In FERC's decision rejecting DOE's coal and nuclear subsidy plan, commissioners highlighted efforts in PJM and ISO-NE as they asked grid operators to report back on how to enhance grid resilience.
Both grid operators have active price reform dockets that aim to, in their words, better integrate state energy policies into their market constructs. But both have also faced criticism from stakeholders who worry they could boost payments to aging generators without delivering resilience benefits.
State concerns are particularly pronounced in PJM, where states last week voted 12-2 against their grid operator's price reform plan, asking the PJM staff to go back and revise their proposal.
At an appearance at the winter meeting of the National Association of Regulatory Utility Commissioners (NARUC), Powelson made clear that state concerns will play into FERC's examination of any grid operator resilience proposals.
"If there is a [resilience] problem, then we will ask the RTOs to put forth a just and reasonable proposal and I will tell you unequivocally: it will not garner any support if I don’t hear from the [PJM] member states or the New England states on the proposal," Powelson said. "Just like we did with capacity performance, the states are active partners in this conversation and I think the states need to be heard."
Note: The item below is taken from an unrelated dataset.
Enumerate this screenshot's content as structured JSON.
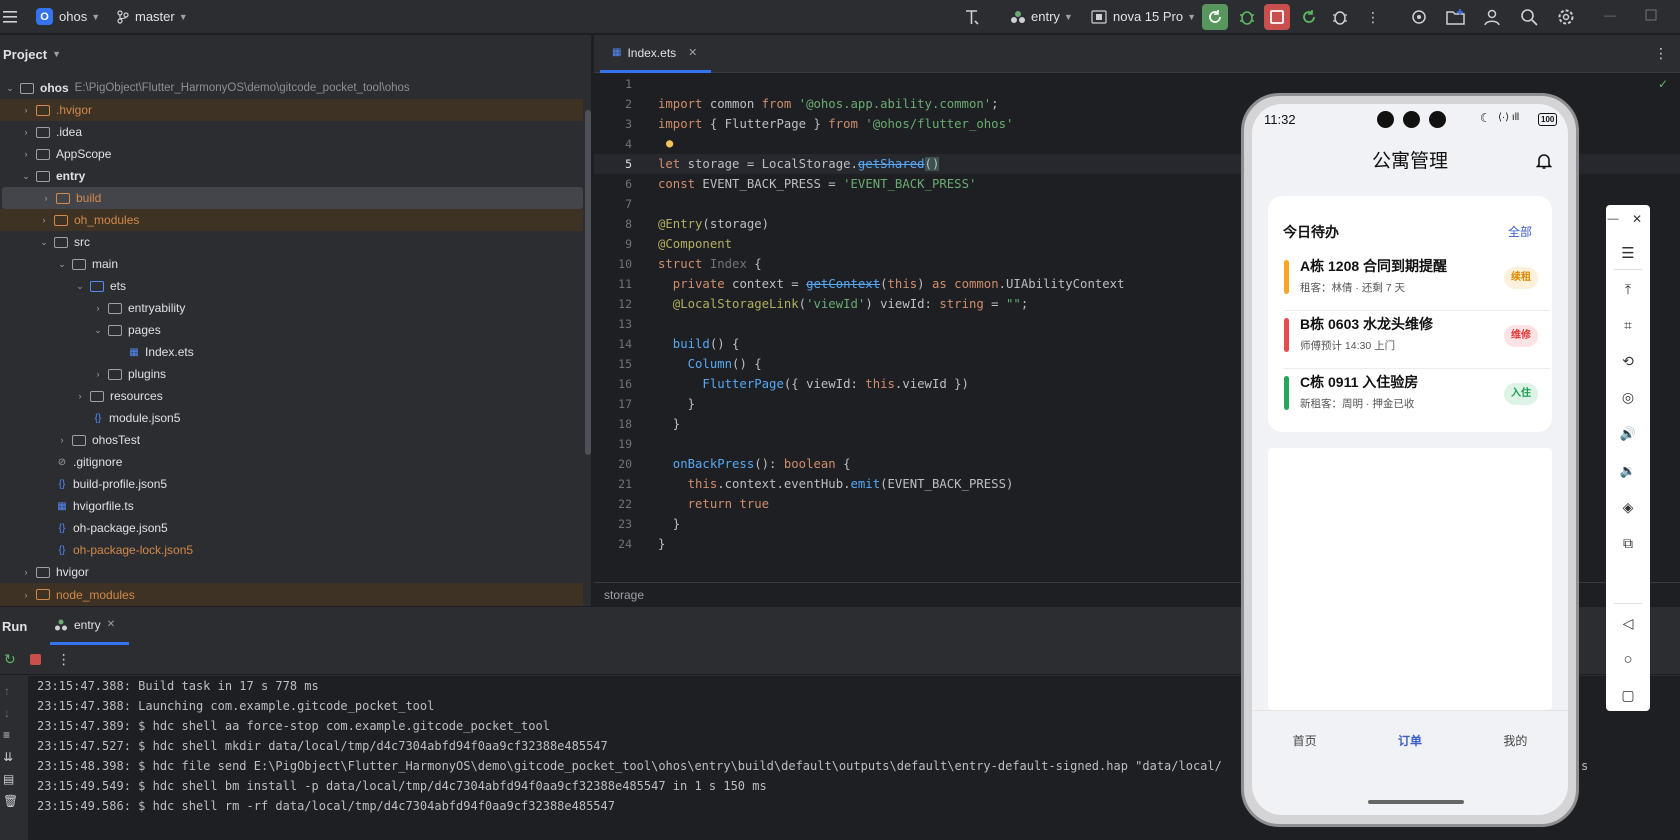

Powelson's comments come less than two days before PJM's board of directors is set to take up its capacity repricing proposal. The grid operator last month said it would submit its two-part capacity auction plan to the board despite stronger support for other solutions among states. The FERC commissioner said he did not want to "pre-judge" the PJM plan, but urged the grid operator's board to take state input into account as well.
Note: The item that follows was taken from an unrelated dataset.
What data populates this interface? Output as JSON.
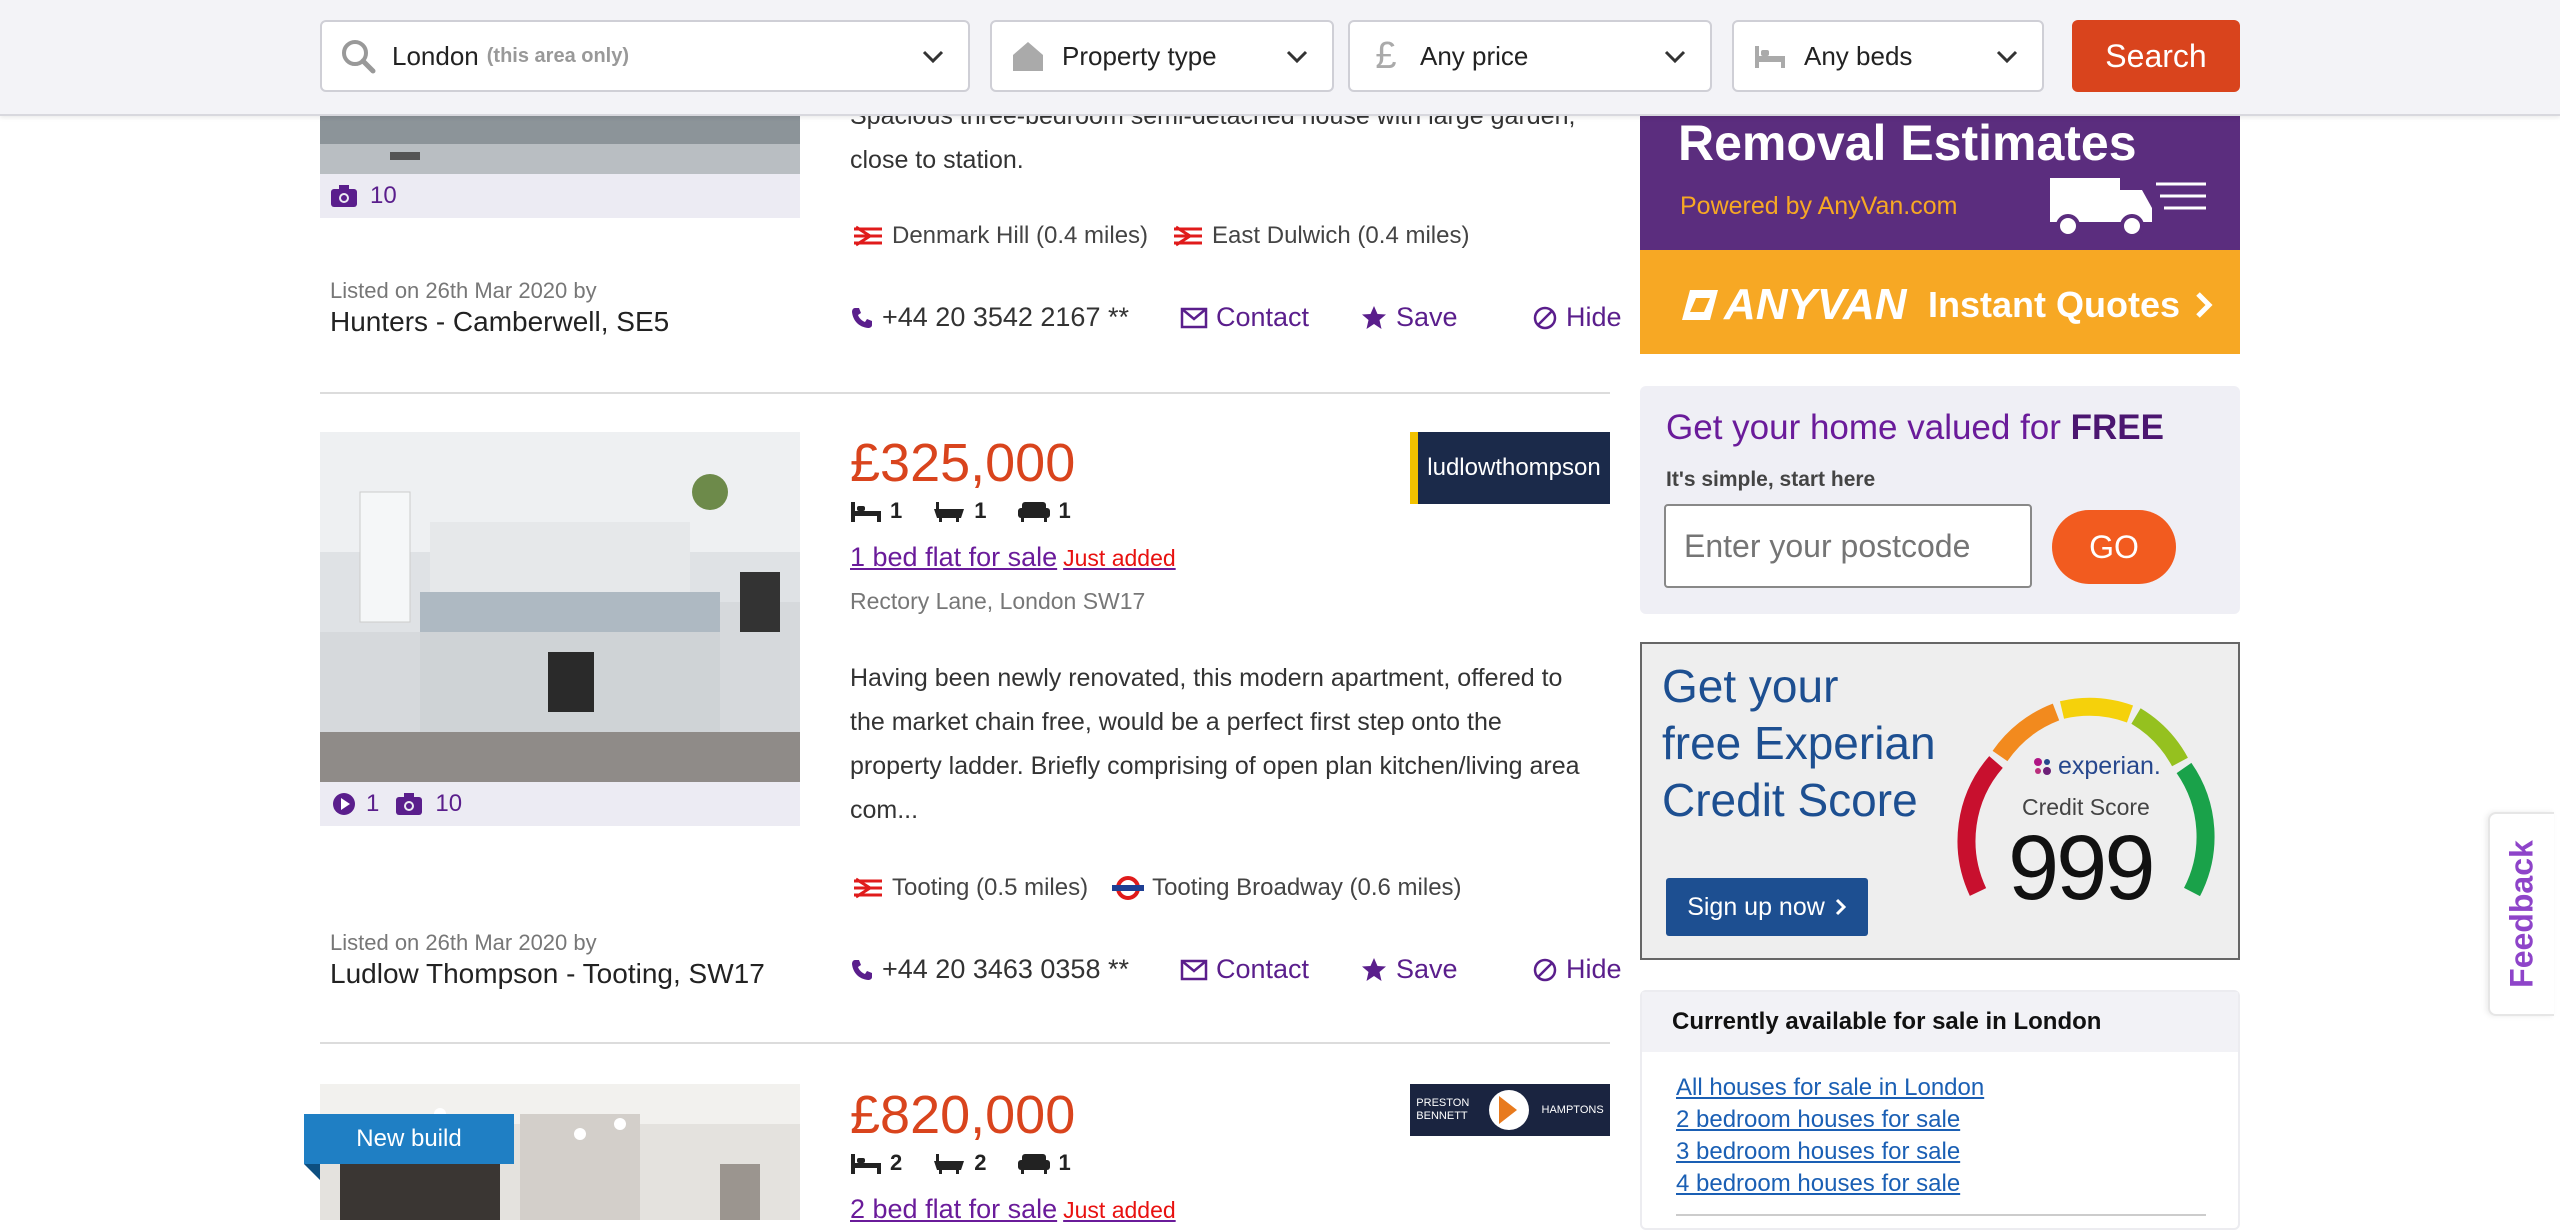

"What if a board member raises his hand or her and says 'What's our conversation with the states?'" Powelson said. "I hope they have an answer and I hope that question gets asked."
Coming so close to the PJM vote, market watchers could see Powelson's comments as a "shot across the bow" aimed at the grid operator's board. After his conference appearance, the former Pennsylvania regulator appeared comfortable with that message.
"Good," he responded with a laugh. "Everything I say they should take into account. [FERC is] their regulator."